I love the fact that she recognizes that she is praising him and jokes about the supposed forty nine days that she praises him and throws in a 'bang' to finish the jest. But next she turns to his cogitation the previous day on all the women who might love him:

"Why did you say that to me? I could be as jealous (did I not tell you once?) as any one of your melodramatic gitana heroines, who carries a poignard [dagger or dirk] between the white-satin sash & the spangles? I perfectly understand, at this distance, what jealousy is, would be, ought to be, must be--though I never guessed at all what love was, at that distance...& startled I am often & confounded, to see the impotency of my imagination."

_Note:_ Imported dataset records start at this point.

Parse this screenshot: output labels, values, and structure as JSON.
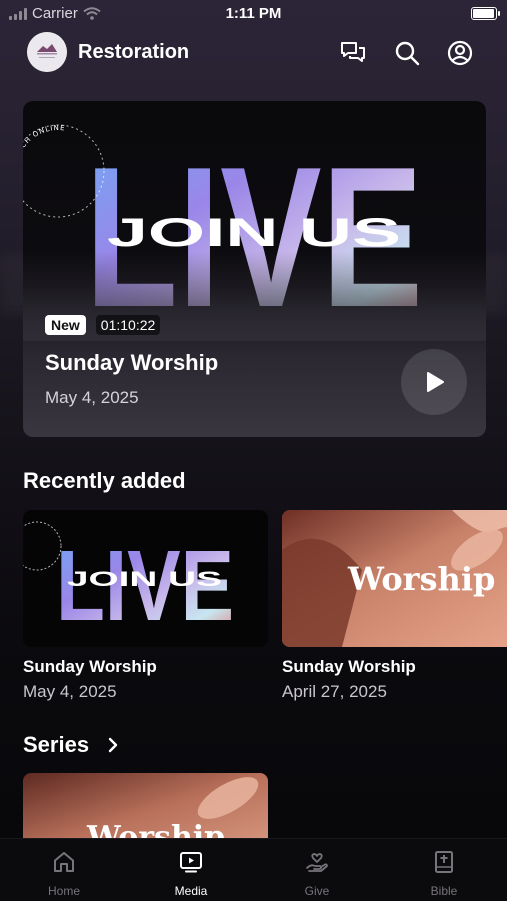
{
  "status_bar": {
    "carrier": "Carrier",
    "time": "1:11 PM",
    "battery_level": 0.95
  },
  "header": {
    "title": "Restoration",
    "icons": [
      "chat-icon",
      "search-icon",
      "profile-icon"
    ]
  },
  "featured": {
    "art_words": {
      "big": "LIVE",
      "overlay": "JOIN US",
      "ring": "CHURCH ONLINE"
    },
    "badge_new": "New",
    "duration": "01:10:22",
    "title": "Sunday Worship",
    "date": "May 4, 2025"
  },
  "recently_added": {
    "heading": "Recently added",
    "items": [
      {
        "title": "Sunday Worship",
        "date": "May 4, 2025",
        "art_big": "LIVE",
        "art_overlay": "JOIN US"
      },
      {
        "title": "Sunday Worship",
        "date": "April 27, 2025",
        "art_text": "Worship"
      }
    ]
  },
  "series": {
    "heading": "Series",
    "art_text": "Worship"
  },
  "tabs": [
    {
      "label": "Home",
      "icon": "home-icon",
      "active": false
    },
    {
      "label": "Media",
      "icon": "tv-icon",
      "active": true
    },
    {
      "label": "Give",
      "icon": "give-icon",
      "active": false
    },
    {
      "label": "Bible",
      "icon": "bible-icon",
      "active": false
    }
  ],
  "colors": {
    "background": "#0b0a0e",
    "accent": "#ffffff",
    "tab_inactive": "#77747c"
  }
}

It is interesting that she can understand jealousy and the emotion that could drive someone to stab their lover, but she acknowledges that she had no concept of love. So, now that she is in the midst of a passionate love, can you imagine her actually stabbing Browning because his eye wandered? If Browning betrayed her with another woman she would surely accept it as her lot; that she had been right: he had an obsession and that it had ended because she was wormwood. Yes, she might be jealous. She could understand it in the abstract, but for a woman so opposed to dueling to stab her lover or his inamorata is nothing but a flight of fancy from one of her naughty French novels. But intriguing to see her considering the idea. She does love to tease, but perhaps Browning should fear her mighty dirk!